Did some further testing in the meantime. 13.3 is incredibly buggy. E.g. the web UI doesn’t allow changing of network settings but performance is very good. Exactly what I would expect from a pool of 24HDDs as mirrored pairs with real-world read/write speeds in a range between 1000MB/s and 2000MB/s. No issues with performance so far.

Otherwise I’m pretty disillusioned on the future of TrueNAS with Scale being so buggy at least on older hardware and Core not being developed anymore.

B52 · October 2, 2024, 8:22am

It’s marked Solution! I would say identified because going to a more or less out-of-the-future version can’t be a solution.
To post my answer, I got this message :

This topic has been solved

Only reply here if:

You have additional details

The solution doesn’t work for you

Protopia · October 2, 2024, 5:00pm

@simonj

It seems to me that regressing to TrueNAS Core is not a genuine solution to a performance problem on Scale.

If I might suggest, can you please try removing the “Solved by” flog from post #15.

Thx.

simonj · October 4, 2024, 2:16am

Yes. Removed the solution tag. Not sure if it worked.

I also downgraded the other server, which has two large 24/16HDDRaidZ2 x 3/2 VDEVS pools. Same hardware otherwise. And for that one 13.3 didn’t solve the issue.

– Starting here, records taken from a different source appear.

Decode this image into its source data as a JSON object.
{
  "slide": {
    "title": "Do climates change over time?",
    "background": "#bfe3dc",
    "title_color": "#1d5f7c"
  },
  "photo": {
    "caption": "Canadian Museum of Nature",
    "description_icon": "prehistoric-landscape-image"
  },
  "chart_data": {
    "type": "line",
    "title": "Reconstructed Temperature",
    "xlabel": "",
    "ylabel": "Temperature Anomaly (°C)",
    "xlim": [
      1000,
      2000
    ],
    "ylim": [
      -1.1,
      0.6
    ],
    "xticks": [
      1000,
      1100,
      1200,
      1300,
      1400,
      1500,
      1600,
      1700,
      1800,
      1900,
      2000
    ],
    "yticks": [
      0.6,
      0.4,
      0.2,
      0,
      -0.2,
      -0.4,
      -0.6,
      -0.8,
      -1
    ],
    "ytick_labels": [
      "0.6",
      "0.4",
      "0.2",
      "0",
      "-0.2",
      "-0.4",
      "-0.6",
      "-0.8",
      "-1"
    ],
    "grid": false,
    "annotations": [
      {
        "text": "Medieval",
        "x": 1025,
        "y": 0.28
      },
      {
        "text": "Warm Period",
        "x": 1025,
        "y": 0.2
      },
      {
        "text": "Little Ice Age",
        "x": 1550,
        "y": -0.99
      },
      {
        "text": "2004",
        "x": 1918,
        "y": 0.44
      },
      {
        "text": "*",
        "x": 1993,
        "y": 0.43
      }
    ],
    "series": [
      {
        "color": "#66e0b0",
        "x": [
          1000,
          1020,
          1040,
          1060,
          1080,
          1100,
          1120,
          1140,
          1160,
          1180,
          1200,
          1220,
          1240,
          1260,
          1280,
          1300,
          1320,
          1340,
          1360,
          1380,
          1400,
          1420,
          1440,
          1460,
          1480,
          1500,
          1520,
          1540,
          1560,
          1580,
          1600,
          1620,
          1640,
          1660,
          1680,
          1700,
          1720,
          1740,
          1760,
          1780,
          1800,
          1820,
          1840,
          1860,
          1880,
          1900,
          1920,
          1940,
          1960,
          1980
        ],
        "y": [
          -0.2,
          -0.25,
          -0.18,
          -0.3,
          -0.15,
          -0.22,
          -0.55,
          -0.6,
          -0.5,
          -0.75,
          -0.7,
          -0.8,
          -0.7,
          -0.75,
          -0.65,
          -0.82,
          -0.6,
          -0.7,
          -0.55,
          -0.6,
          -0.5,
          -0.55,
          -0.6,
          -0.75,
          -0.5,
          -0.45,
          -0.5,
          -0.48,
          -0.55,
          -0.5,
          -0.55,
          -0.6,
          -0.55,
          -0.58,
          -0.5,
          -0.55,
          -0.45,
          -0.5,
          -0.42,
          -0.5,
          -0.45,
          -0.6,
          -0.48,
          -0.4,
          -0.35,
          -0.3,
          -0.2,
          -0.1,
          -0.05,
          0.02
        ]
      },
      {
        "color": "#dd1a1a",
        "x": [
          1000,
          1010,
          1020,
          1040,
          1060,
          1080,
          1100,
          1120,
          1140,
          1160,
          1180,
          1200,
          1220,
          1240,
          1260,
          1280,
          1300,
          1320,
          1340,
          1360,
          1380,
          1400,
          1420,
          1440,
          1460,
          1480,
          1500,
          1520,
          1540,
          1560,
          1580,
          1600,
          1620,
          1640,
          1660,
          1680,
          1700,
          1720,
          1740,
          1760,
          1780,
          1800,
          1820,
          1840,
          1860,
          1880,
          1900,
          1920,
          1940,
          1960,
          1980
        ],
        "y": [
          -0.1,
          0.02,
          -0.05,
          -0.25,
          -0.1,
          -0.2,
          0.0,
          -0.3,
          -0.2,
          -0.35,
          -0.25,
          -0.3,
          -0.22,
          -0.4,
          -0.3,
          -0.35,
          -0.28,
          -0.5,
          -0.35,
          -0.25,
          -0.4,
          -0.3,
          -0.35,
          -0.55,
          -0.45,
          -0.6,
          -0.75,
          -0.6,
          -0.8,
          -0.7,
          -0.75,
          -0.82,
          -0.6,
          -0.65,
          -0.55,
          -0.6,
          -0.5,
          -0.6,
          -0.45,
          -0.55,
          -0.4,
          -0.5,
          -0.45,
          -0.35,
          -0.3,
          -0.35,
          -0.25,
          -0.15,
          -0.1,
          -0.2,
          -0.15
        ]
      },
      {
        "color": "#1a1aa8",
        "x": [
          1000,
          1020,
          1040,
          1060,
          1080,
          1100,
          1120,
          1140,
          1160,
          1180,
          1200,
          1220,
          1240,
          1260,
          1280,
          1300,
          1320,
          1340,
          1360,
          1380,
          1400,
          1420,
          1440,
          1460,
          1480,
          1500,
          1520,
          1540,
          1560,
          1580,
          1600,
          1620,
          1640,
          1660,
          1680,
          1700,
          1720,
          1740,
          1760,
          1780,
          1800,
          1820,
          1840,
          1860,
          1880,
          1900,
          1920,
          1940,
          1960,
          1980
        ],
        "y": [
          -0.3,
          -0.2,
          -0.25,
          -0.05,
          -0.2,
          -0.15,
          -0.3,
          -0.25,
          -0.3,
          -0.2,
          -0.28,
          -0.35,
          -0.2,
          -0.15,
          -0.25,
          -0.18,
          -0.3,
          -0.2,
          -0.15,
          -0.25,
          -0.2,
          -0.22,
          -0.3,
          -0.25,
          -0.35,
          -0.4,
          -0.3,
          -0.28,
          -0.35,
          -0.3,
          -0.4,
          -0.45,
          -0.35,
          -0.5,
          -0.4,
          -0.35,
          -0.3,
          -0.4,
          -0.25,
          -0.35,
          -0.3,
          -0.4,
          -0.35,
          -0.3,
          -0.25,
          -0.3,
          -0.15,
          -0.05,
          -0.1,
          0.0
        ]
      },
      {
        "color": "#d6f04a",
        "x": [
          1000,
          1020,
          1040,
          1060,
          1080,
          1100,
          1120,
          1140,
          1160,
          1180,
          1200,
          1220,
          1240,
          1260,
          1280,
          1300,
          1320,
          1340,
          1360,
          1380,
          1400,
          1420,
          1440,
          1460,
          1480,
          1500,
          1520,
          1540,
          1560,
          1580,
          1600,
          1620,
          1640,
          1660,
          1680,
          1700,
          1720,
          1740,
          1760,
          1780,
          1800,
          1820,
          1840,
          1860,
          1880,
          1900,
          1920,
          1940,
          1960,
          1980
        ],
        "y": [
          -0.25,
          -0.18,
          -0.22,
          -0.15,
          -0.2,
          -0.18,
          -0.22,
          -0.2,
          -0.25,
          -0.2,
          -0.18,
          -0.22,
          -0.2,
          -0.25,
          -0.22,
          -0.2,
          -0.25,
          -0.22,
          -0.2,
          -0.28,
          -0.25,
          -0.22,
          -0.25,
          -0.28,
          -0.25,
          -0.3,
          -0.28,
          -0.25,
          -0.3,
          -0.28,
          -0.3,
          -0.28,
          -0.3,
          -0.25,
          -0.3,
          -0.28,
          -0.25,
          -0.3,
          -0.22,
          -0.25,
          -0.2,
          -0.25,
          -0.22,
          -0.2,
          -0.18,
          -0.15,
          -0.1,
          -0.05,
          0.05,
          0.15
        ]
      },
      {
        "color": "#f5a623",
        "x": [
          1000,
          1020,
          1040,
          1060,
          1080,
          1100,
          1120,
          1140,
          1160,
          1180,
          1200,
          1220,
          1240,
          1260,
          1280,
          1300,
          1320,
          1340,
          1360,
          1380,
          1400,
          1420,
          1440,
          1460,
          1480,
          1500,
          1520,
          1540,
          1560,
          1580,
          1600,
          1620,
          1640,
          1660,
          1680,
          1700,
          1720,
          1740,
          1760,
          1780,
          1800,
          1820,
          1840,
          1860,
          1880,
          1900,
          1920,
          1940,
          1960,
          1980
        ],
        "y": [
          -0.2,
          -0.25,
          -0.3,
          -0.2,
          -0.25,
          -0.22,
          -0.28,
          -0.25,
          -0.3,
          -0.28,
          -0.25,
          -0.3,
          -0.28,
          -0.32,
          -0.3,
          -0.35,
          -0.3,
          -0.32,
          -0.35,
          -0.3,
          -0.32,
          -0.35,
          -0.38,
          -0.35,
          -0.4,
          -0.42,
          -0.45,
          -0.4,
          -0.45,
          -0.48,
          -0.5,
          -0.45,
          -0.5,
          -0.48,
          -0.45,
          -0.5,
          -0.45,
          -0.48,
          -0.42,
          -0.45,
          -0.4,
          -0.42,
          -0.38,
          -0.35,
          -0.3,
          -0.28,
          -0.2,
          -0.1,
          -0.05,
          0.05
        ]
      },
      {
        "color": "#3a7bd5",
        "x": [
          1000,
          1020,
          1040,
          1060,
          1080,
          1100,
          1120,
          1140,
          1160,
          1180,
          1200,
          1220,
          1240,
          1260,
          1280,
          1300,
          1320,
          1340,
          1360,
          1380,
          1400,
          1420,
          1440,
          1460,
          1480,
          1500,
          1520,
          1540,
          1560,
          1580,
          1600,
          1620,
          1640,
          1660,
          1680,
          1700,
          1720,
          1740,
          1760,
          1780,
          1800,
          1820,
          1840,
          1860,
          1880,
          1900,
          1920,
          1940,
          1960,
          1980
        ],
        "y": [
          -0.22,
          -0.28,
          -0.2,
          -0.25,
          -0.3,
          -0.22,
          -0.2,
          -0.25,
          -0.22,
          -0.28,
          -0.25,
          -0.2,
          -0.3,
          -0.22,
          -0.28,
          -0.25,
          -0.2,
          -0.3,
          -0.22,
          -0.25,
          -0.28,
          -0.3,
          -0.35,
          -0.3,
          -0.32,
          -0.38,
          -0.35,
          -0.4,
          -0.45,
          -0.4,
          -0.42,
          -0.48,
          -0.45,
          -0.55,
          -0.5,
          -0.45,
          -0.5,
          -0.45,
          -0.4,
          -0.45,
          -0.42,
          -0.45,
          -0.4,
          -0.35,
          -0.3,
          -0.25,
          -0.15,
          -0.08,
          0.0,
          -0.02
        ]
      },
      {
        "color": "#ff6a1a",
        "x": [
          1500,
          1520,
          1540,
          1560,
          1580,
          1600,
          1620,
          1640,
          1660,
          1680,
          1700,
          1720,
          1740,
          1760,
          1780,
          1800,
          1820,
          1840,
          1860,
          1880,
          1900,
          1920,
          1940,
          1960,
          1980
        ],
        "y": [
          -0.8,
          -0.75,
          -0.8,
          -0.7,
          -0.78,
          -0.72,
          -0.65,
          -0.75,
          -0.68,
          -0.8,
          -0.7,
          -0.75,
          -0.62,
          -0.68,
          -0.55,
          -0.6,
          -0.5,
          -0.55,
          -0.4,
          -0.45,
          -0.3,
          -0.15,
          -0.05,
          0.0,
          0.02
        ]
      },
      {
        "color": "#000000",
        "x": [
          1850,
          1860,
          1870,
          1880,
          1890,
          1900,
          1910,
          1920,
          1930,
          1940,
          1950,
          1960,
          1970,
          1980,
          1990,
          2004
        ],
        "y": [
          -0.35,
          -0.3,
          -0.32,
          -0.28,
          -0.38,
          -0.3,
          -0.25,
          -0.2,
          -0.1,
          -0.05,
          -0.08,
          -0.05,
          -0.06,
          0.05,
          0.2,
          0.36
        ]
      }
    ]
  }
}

Interestingly in the process I also tried out Rocky Linux with 45drives’ Houston UI. I saw the same issue under Rocky Linux 8.10 with hacky self compiled ZFS 2.2.x (Otherwise I couldn’t import the pools): Writes are as expected around 1000MB/s but reads from disk around 200MB/s.

I’m probably concluding this research here:

For the pool of 12 x mirrors downgrading to 13.3 brought performance to expected speeds.
On different server with same hardware RaidZ2 pools still show capped reads on Core 13.3 and on a quick test same with Rocky Linux 8.10

My suspicion is that this is something deep down at how ZFS handles reads on my older X9 based multi CPU hardware. Probably something around NUMA and how ZFS processes and RAM access is distributed between CPUs but definitely out of my league to further debug.

For now I have a well performing server with mirrors and the other one with RaidZ pools capped on reads, which is not dramatic as it is rather for archival. Next step would rather be a hardware upgrade to a NVME based server. Only thing to maybe try with existing servers would be to switch mainboards to a more recent single CPU system.